2月19日,BMC Genomics发表了研究论文 “Bead-probe complex capture a couple of SINE and LINE family from genomes of two closely related species of East Asian cyprinid directly using magnetic separation”。 该文章是由中国科学院水生生物研究所鱼类系统发育学科组博士研究生童超波等人在何舜平研究员的指导下完成的。
该文对常用的实验方案进行了改进,首次将磁珠分选系统用于散在重复序列的分离,取得了成功。在鲢和鳙中分离得到了一个年轻的SINE家族(命名为HAmo SINE),具有典型的SINE结构特征。序列及结构分析表明,该SINE家族拷贝间序列分歧小,为近期活跃复制增殖,其拷贝数通过荧光定量估计为10的5次方数量级;分离得到了LINE家族(命名为HAmo LINE),鉴定为其他鱼类LINE2的同源物,属于LINE2一支。

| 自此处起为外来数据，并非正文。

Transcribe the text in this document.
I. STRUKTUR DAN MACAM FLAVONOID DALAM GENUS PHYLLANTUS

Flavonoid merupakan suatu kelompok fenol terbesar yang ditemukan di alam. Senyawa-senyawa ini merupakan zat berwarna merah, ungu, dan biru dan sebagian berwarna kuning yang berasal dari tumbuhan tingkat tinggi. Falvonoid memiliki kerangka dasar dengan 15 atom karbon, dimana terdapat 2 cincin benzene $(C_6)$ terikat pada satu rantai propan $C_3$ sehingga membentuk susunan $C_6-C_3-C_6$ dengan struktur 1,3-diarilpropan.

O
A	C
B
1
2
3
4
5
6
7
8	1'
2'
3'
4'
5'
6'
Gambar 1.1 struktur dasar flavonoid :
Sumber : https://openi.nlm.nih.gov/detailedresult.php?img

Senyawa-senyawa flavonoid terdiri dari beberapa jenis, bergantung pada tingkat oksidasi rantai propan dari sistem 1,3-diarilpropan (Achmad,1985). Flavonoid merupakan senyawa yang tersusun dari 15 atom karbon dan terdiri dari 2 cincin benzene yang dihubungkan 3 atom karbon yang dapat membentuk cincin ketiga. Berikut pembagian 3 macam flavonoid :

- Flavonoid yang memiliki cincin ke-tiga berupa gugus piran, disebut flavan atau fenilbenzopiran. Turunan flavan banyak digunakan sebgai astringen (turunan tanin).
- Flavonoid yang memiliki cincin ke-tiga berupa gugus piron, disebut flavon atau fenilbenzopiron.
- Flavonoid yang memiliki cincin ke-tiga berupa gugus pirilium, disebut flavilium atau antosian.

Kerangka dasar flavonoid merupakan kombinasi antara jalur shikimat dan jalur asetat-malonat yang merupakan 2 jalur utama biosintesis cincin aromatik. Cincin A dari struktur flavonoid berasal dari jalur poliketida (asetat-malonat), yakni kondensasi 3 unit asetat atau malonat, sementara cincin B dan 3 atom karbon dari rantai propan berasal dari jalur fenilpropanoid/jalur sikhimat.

该SINE家族和LINE家族具有一致的尾部序列和二级结构,表明该SINE家族借助于其基因组内HAmo LINE编码的反转座酶系统实现自身近期的不断增殖。经序列结构比较,HAmo和Smal,FokI家族虽然序列高度相似,但它们却是在各自的进化谱系中依赖于同一起源的LINE家族,独立产生的。
该论文的亮点在于首次将磁珠分选系统应用于散在重复序列的分离,代替了目前该研究领域传统的通过构建文库杂交扫描分离的方法,这种新方法在实验周期,成本,效率等各方面明显优于传统方法,尤其对于传统方法不能分离得到的低拷贝的SINE序列也能分离得到。其次,分离得到的SINE家族和其他两个在远缘物种鱼类内的SINE家族的高度相似性表现出自然界里面的罕见的独立产生的SINE家族的趋同性。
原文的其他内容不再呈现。